また今回の2019年ヨーロッパ冬ダイヤ改正に伴う2018年12月9日ドイツ鉄道ダイヤ改正では、夜行列車の拡大も図られた。

運転を開始したのはベルリン中央~プシェムィシル(ポーランド)・ブダペスト(ハンガリー)・ウィーン(オーストリア)を結ぶ1泊2日の夜行列車で、ブダペスト・ウィーン発着は寝台車連結の特急格のナイトジェット、プシェムィシル発着は2等座席のみの特急格のインターシティで運転され、3つの列車が分割・併合して運転される。

夜行列車の場合在来線を運転することとなることから、距離の短い経路を選ぶことが多い。このことから、この夜行列車はベルリン中央を出ると東に進みポーランドに入国しラチブシュでプシェムィシル行きインターシティを切り離した後チェコに入国、ブジェツラフでブダペスト発着とウィーン発着を分割しそれぞれオーストリアとスロバキアに入国、さらにブダペスト発着はハンガリーにも入国する。

よってベルリン中央~ブダペスト間の寝台特急格のナイトジェットは、ドイツ、ポーランド、チェコ、スロバキア、ハンガリーの5か国にまたがる越境列車となっている。これだけ多くの国を容易に跨いで列車を設定できるのは、すべての国がEUヨーロッパ連合の加盟国でシェンゲン協定によりパスポート無しで自由に移動できるためであると思われる。かくしてフランスの首都パリとロシアの首都モスクワを結ぶ2泊3日夜行列車トランスユーロピアンエクスプレス(旧オストウエストエクスプレス)と同じ5か国を跨ぐ列車となった。

3. 電化で直通拡大へ

また今回の2019年ヨーロッパ冬ダイヤ改正に伴う2018年12月9日ドイツ鉄道ダイヤ改正では、ドイツ国境区間の電化により直通拡大を実施する。

電化されるのはオランダのヘールレンとドイツのヘルツォーゲンラート間の10kmとなっている。この区間を運転するのはオランダ鉄道であるが、これまでドイツ国内区間で電化されていなかったため、ヘールレン~ヘルツォーゲンラート~アーヘン間の列車は気動車による運転となっていた。

しかし今回のダイヤ改正でこの区間が電化されたことに伴い、高速化が図られている。
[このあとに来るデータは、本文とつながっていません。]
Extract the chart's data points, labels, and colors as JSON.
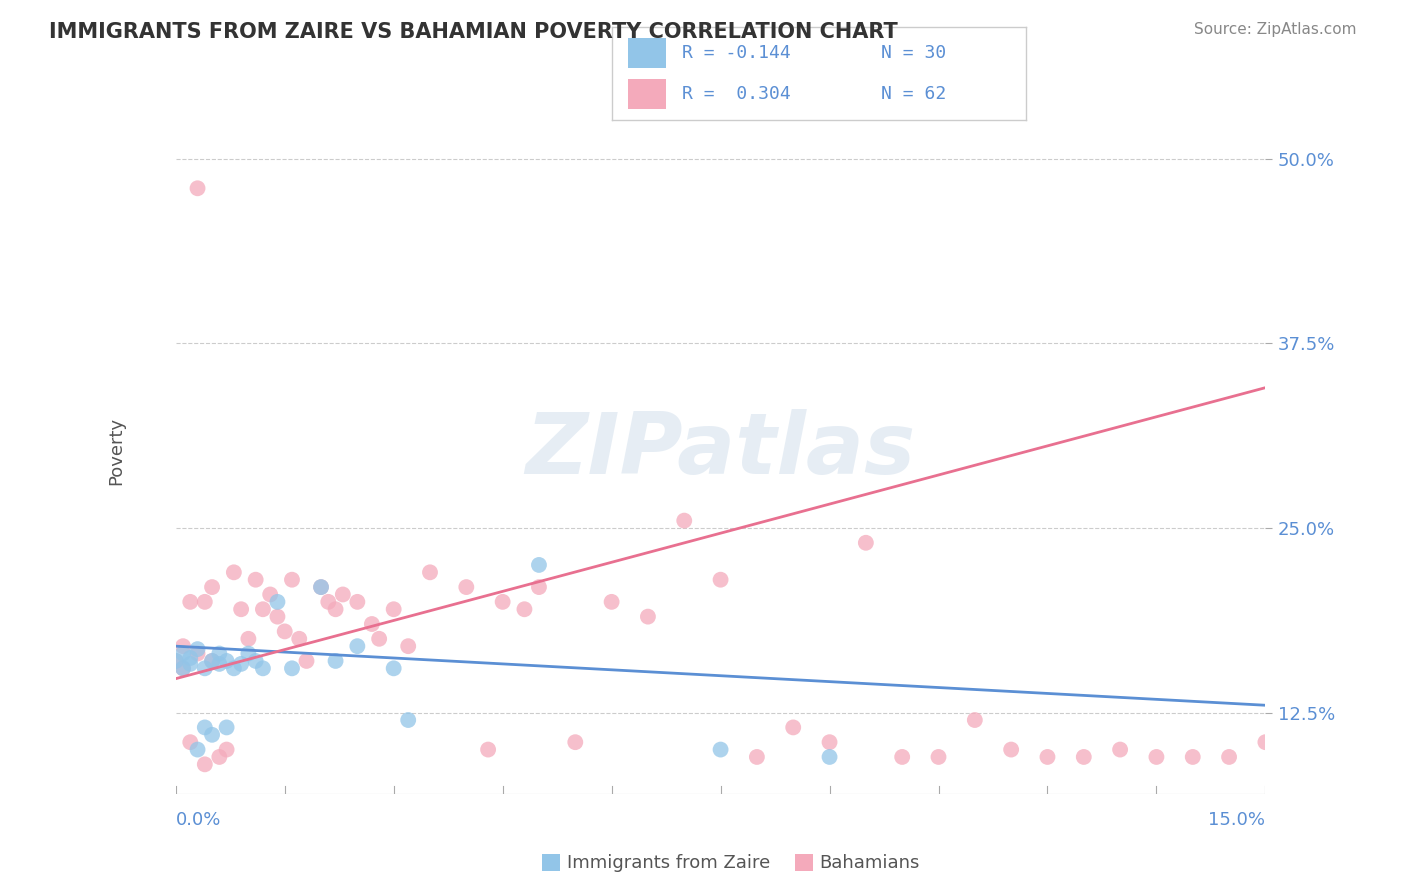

ダイヤ改正前はヘールレン→アーヘン間は35分、アーヘン→ヘールレン間は34分で運転されていたが、今回のダイヤ改正で両方向とも31分に短縮し、所要時間が短縮した。

また電車化したことによりヘールレン~アーヘン間の列車がオランダのマーストリヒト発着に延長されることとなった。オランダ国内区間のマーストリヒト~ヘールレン間は既に終日30分間隔で運転されているが、これにアーヘンからの国際列車(ただしEU域内なので誰でも利用できる)60分間隔が延長運転することにより、マーストリヒト~ヘールレン間は毎時2本から毎時3本に増発することとなった。


4. 結び

今回の2019年ヨーロッパ冬ダイヤ改正に伴う2018年12月9日ドイツ鉄道ダイヤ改正では、国際列車の直通列車の拡大により大きく利便性が向上することとなった。

2019年12月にはエアフルト~バーンベルク間で新たな高速新線が開業予定であり、大規模なダイヤ改正を実施する見込みだ。

今後ドイツ鉄道やその周辺でどのようなダイヤ改正を実施するのか、見守ってゆきたい。